While the study assessed programs with the name wellness attached, the programs described were almost entirely prevention, medical compliance and risk reduction, not health enhancement, not activities having much to do with enjoyment of life or otherwise focused on positive wellness education. The commentator claimed that 80+ percent of attempts at reform do not achieve lasting change. I’d be surprised if any such program as this faux worksite wellness endeavor ever enabled employees to understand and adopt REAL wellness commitments as part of their everyday lives.

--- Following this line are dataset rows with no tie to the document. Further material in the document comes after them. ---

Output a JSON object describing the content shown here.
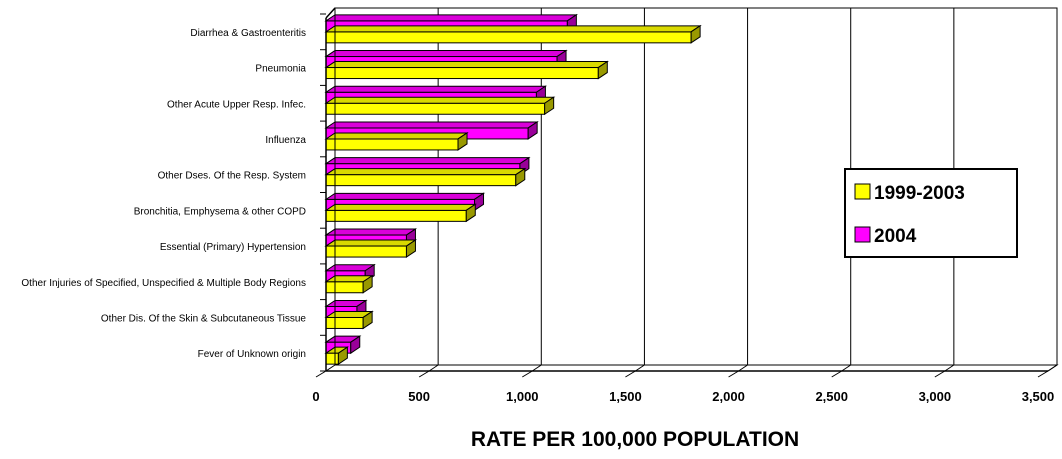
{
  "chart_data": {
    "type": "bar",
    "orientation": "horizontal",
    "three_d": true,
    "title": "",
    "xlabel": "RATE PER 100,000 POPULATION",
    "ylabel": "",
    "xlim": [
      0,
      3500
    ],
    "x_ticks": [
      "0",
      "500",
      "1,000",
      "1,500",
      "2,000",
      "2,500",
      "3,000",
      "3,500"
    ],
    "grid": "vertical",
    "legend_position": "right",
    "categories": [
      "Diarrhea & Gastroenteritis",
      "Pneumonia",
      "Other Acute Upper Resp. Infec.",
      "Influenza",
      "Other Dses. Of the Resp. System",
      "Bronchitia, Emphysema & other COPD",
      "Essential (Primary) Hypertension",
      "Other Injuries of Specified, Unspecified & Multiple Body Regions",
      "Other Dis. Of the Skin & Subcutaneous Tissue",
      "Fever of Unknown origin"
    ],
    "series": [
      {
        "name": "1999-2003",
        "color": "#ffff00",
        "values": [
          1770,
          1320,
          1060,
          640,
          920,
          680,
          390,
          180,
          180,
          60
        ]
      },
      {
        "name": "2004",
        "color": "#ff00ff",
        "values": [
          1170,
          1120,
          1020,
          980,
          940,
          720,
          390,
          190,
          150,
          120
        ]
      }
    ]
  }
}
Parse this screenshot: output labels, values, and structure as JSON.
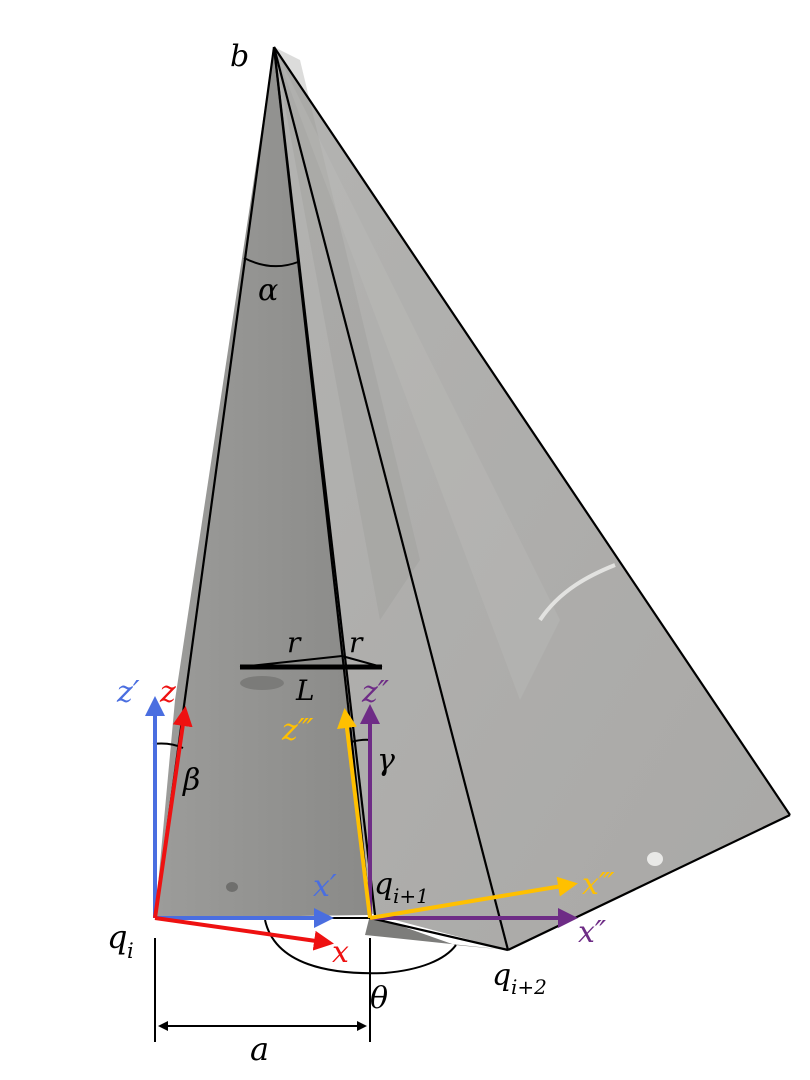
{
  "labels": {
    "apex": "b",
    "angle_alpha": "α",
    "angle_beta": "β",
    "angle_gamma": "γ",
    "angle_theta": "θ",
    "fold_width": "a",
    "radius_left": "r",
    "radius_right": "r",
    "segment_length": "L",
    "node_qi_base": "q",
    "node_qi_sub": "i",
    "node_qi1_base": "q",
    "node_qi1_sub": "i+1",
    "node_qi2_base": "q",
    "node_qi2_sub": "i+2",
    "axis_z_prime": "z′",
    "axis_z": "z",
    "axis_x_prime": "x′",
    "axis_x": "x",
    "axis_z_dprime": "z″",
    "axis_z_tprime": "z‴",
    "axis_x_tprime": "x‴",
    "axis_x_dprime": "x″"
  },
  "colors": {
    "blue": "#4a6ee0",
    "red": "#ee1111",
    "purple": "#6e2c86",
    "yellow": "#ffc000",
    "outline": "#000000",
    "panel_light": "#b8b8b6",
    "panel_mid": "#a3a3a1",
    "panel_dark": "#8c8c8a"
  }
}
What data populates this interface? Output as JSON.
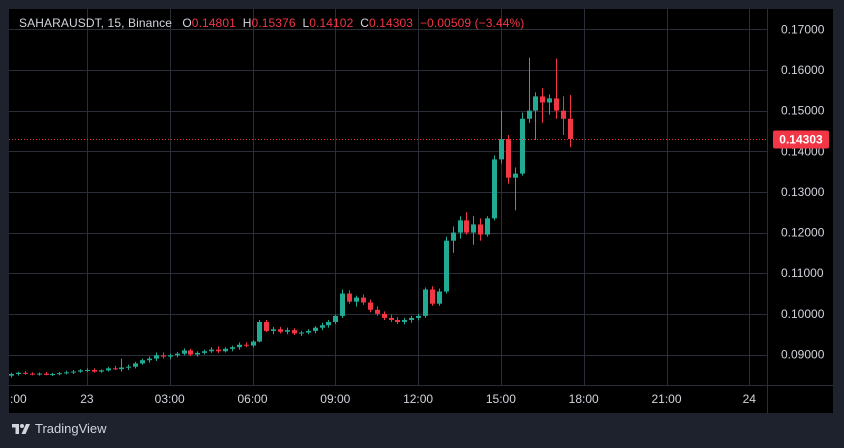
{
  "legend": {
    "symbol": "SAHARAUSDT, 15, Binance",
    "o_label": "O",
    "o_value": "0.14801",
    "h_label": "H",
    "h_value": "0.15376",
    "l_label": "L",
    "l_value": "0.14102",
    "c_label": "C",
    "c_value": "0.14303",
    "change": "−0.00509 (−3.44%)"
  },
  "brand": {
    "name": "TradingView",
    "icon": "tradingview-logo-icon"
  },
  "colors": {
    "up": "#22ab94",
    "down": "#f23645",
    "grid": "#2a2e39",
    "text": "#d1d4dc"
  },
  "chart_data": {
    "type": "candlestick",
    "ylim": [
      0.0825,
      0.175
    ],
    "y_ticks": [
      0.09,
      0.1,
      0.11,
      0.12,
      0.13,
      0.14,
      0.15,
      0.16,
      0.17
    ],
    "y_tick_labels": [
      "0.09000",
      "0.10000",
      "0.11000",
      "0.12000",
      "0.13000",
      "0.14000",
      "0.15000",
      "0.16000",
      "0.17000"
    ],
    "x_tick_labels": [
      ":00",
      "23",
      "03:00",
      "06:00",
      "09:00",
      "12:00",
      "15:00",
      "18:00",
      "21:00",
      "24"
    ],
    "x_tick_index": [
      -1,
      11,
      23,
      35,
      47,
      59,
      71,
      83,
      95,
      107
    ],
    "last_price": 0.14303,
    "last_price_label": "0.14303",
    "candles": [
      [
        0.0848,
        0.0855,
        0.0843,
        0.0852
      ],
      [
        0.0852,
        0.0858,
        0.0848,
        0.0855
      ],
      [
        0.0855,
        0.0859,
        0.085,
        0.0853
      ],
      [
        0.0853,
        0.0856,
        0.0849,
        0.0851
      ],
      [
        0.0851,
        0.0856,
        0.0848,
        0.0853
      ],
      [
        0.0853,
        0.0857,
        0.0849,
        0.085
      ],
      [
        0.085,
        0.0855,
        0.0847,
        0.0852
      ],
      [
        0.0852,
        0.0857,
        0.0849,
        0.0854
      ],
      [
        0.0854,
        0.086,
        0.0851,
        0.0856
      ],
      [
        0.0856,
        0.0862,
        0.0852,
        0.0858
      ],
      [
        0.0858,
        0.0864,
        0.0855,
        0.0861
      ],
      [
        0.0861,
        0.0866,
        0.0857,
        0.0862
      ],
      [
        0.0862,
        0.0866,
        0.0855,
        0.0858
      ],
      [
        0.0858,
        0.0863,
        0.0855,
        0.0861
      ],
      [
        0.0861,
        0.087,
        0.0858,
        0.0866
      ],
      [
        0.0866,
        0.0872,
        0.0862,
        0.0864
      ],
      [
        0.0864,
        0.089,
        0.0858,
        0.0868
      ],
      [
        0.0868,
        0.0875,
        0.0862,
        0.087
      ],
      [
        0.087,
        0.0882,
        0.0866,
        0.0878
      ],
      [
        0.0878,
        0.089,
        0.0875,
        0.0886
      ],
      [
        0.0886,
        0.0895,
        0.088,
        0.089
      ],
      [
        0.089,
        0.0905,
        0.0884,
        0.0898
      ],
      [
        0.0898,
        0.0905,
        0.089,
        0.0895
      ],
      [
        0.0895,
        0.0902,
        0.0888,
        0.0898
      ],
      [
        0.0898,
        0.0906,
        0.0893,
        0.0902
      ],
      [
        0.0902,
        0.0915,
        0.0898,
        0.091
      ],
      [
        0.091,
        0.0914,
        0.0896,
        0.09
      ],
      [
        0.09,
        0.0908,
        0.0895,
        0.0904
      ],
      [
        0.0904,
        0.0912,
        0.09,
        0.0908
      ],
      [
        0.0908,
        0.0918,
        0.0904,
        0.0912
      ],
      [
        0.0912,
        0.092,
        0.0904,
        0.0908
      ],
      [
        0.0908,
        0.0918,
        0.0905,
        0.0914
      ],
      [
        0.0914,
        0.0922,
        0.0908,
        0.0918
      ],
      [
        0.0918,
        0.093,
        0.0912,
        0.0924
      ],
      [
        0.0924,
        0.093,
        0.0918,
        0.0922
      ],
      [
        0.0922,
        0.0935,
        0.0918,
        0.0932
      ],
      [
        0.0932,
        0.0985,
        0.093,
        0.098
      ],
      [
        0.098,
        0.0985,
        0.0955,
        0.0958
      ],
      [
        0.0958,
        0.0968,
        0.095,
        0.0962
      ],
      [
        0.0962,
        0.0968,
        0.0952,
        0.0956
      ],
      [
        0.0956,
        0.0966,
        0.095,
        0.096
      ],
      [
        0.096,
        0.0965,
        0.0948,
        0.0952
      ],
      [
        0.0952,
        0.0958,
        0.0946,
        0.0954
      ],
      [
        0.0954,
        0.0962,
        0.095,
        0.0958
      ],
      [
        0.0958,
        0.097,
        0.0952,
        0.0966
      ],
      [
        0.0966,
        0.0978,
        0.096,
        0.0972
      ],
      [
        0.0972,
        0.0985,
        0.0966,
        0.098
      ],
      [
        0.098,
        0.0998,
        0.0975,
        0.0995
      ],
      [
        0.0995,
        0.106,
        0.099,
        0.105
      ],
      [
        0.105,
        0.1058,
        0.1025,
        0.103
      ],
      [
        0.103,
        0.1045,
        0.1018,
        0.104
      ],
      [
        0.104,
        0.1048,
        0.1022,
        0.1028
      ],
      [
        0.1028,
        0.1035,
        0.1004,
        0.101
      ],
      [
        0.101,
        0.1018,
        0.0995,
        0.1
      ],
      [
        0.1,
        0.1006,
        0.0985,
        0.099
      ],
      [
        0.099,
        0.0998,
        0.098,
        0.0985
      ],
      [
        0.0985,
        0.0992,
        0.0975,
        0.098
      ],
      [
        0.098,
        0.099,
        0.0974,
        0.0985
      ],
      [
        0.0985,
        0.0995,
        0.0978,
        0.099
      ],
      [
        0.099,
        0.1,
        0.0984,
        0.0995
      ],
      [
        0.0995,
        0.1065,
        0.099,
        0.106
      ],
      [
        0.106,
        0.1068,
        0.102,
        0.1025
      ],
      [
        0.1025,
        0.1062,
        0.102,
        0.1055
      ],
      [
        0.1055,
        0.119,
        0.105,
        0.118
      ],
      [
        0.118,
        0.1215,
        0.115,
        0.12
      ],
      [
        0.12,
        0.124,
        0.1185,
        0.123
      ],
      [
        0.123,
        0.125,
        0.1195,
        0.12
      ],
      [
        0.12,
        0.124,
        0.117,
        0.122
      ],
      [
        0.122,
        0.1235,
        0.118,
        0.1195
      ],
      [
        0.1195,
        0.124,
        0.119,
        0.1235
      ],
      [
        0.1235,
        0.139,
        0.123,
        0.138
      ],
      [
        0.138,
        0.15,
        0.137,
        0.143
      ],
      [
        0.143,
        0.144,
        0.132,
        0.1335
      ],
      [
        0.1335,
        0.136,
        0.1255,
        0.1345
      ],
      [
        0.1345,
        0.1495,
        0.134,
        0.148
      ],
      [
        0.148,
        0.163,
        0.147,
        0.15
      ],
      [
        0.15,
        0.1545,
        0.1428,
        0.1535
      ],
      [
        0.1535,
        0.1555,
        0.147,
        0.152
      ],
      [
        0.152,
        0.154,
        0.149,
        0.153
      ],
      [
        0.153,
        0.1628,
        0.148,
        0.15
      ],
      [
        0.15,
        0.1535,
        0.144,
        0.148
      ],
      [
        0.148,
        0.1538,
        0.141,
        0.143
      ]
    ]
  }
}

It would be more than enough to offer education that enabled people to improve their reasoning powers. No such efforts were noted in the program surveyed. What about increasing the prospects for employees to enjoy more exuberant living off the job? None of that was noted. How about growing interest in and skills for exercising as part of daily life and even methods for selecting healthy meals? Some such efforts were included but were diluted by all the medical testing and disease avoidance training. No attention seems to have been devoted to teaching personal strategies for increasing freedoms to live more in accordance with how employees would like to live.

RECOMMENDATIONS

Worksite wellness leaders might consider the following reforms:

Keep the medical and prevention offerings that exist, but separate all of it from positive wellness education, defining REAL wellness in ways that removes the concept from the grab bag of risk reduction and omnibus health education offers.

Don’t expect near-term medical improvements regarding diseases, but rather focus on biometric measures of well-being, physical and mental.

  • Don’t expect medical or economic outcomes, but give employees choices-and ensure the choices are of the kind that will appeal to workers. You won’t have to pay people to learn, practice and sustain attitudes and behaviors that provide quality of life, satisfying returns. Why continue efforts that only 32% of employees believe will boost their lifestyles or (40%) say will meet their needs?

Wellness programs should focus on reason (critical thinking skills), exuberance (happiness/meaning, etc.) athleticism (exercise and nutrition) and liberty or how to gain increased personal freedoms.Cultural and other supports are essential. Most of us who are enjoying effective lifestyles got started on those paths from splendid modeling by influentials in our early lives, and the environments (people and resources) that made flourishing easy and natural.

All this will require strong support from company leaders.Dr. Judd Allen commented on my critique of this study, suggesting thatwhen people become part of supportive environments and groups that exhibit healthy attitudes and behaviors, they are much more likely to value their wellbeing.

Let’s hear it for cultural support and REAL wellness. Medical and prevention programs disguised as wellness have no possibility of reaching the hearts and minds of employees.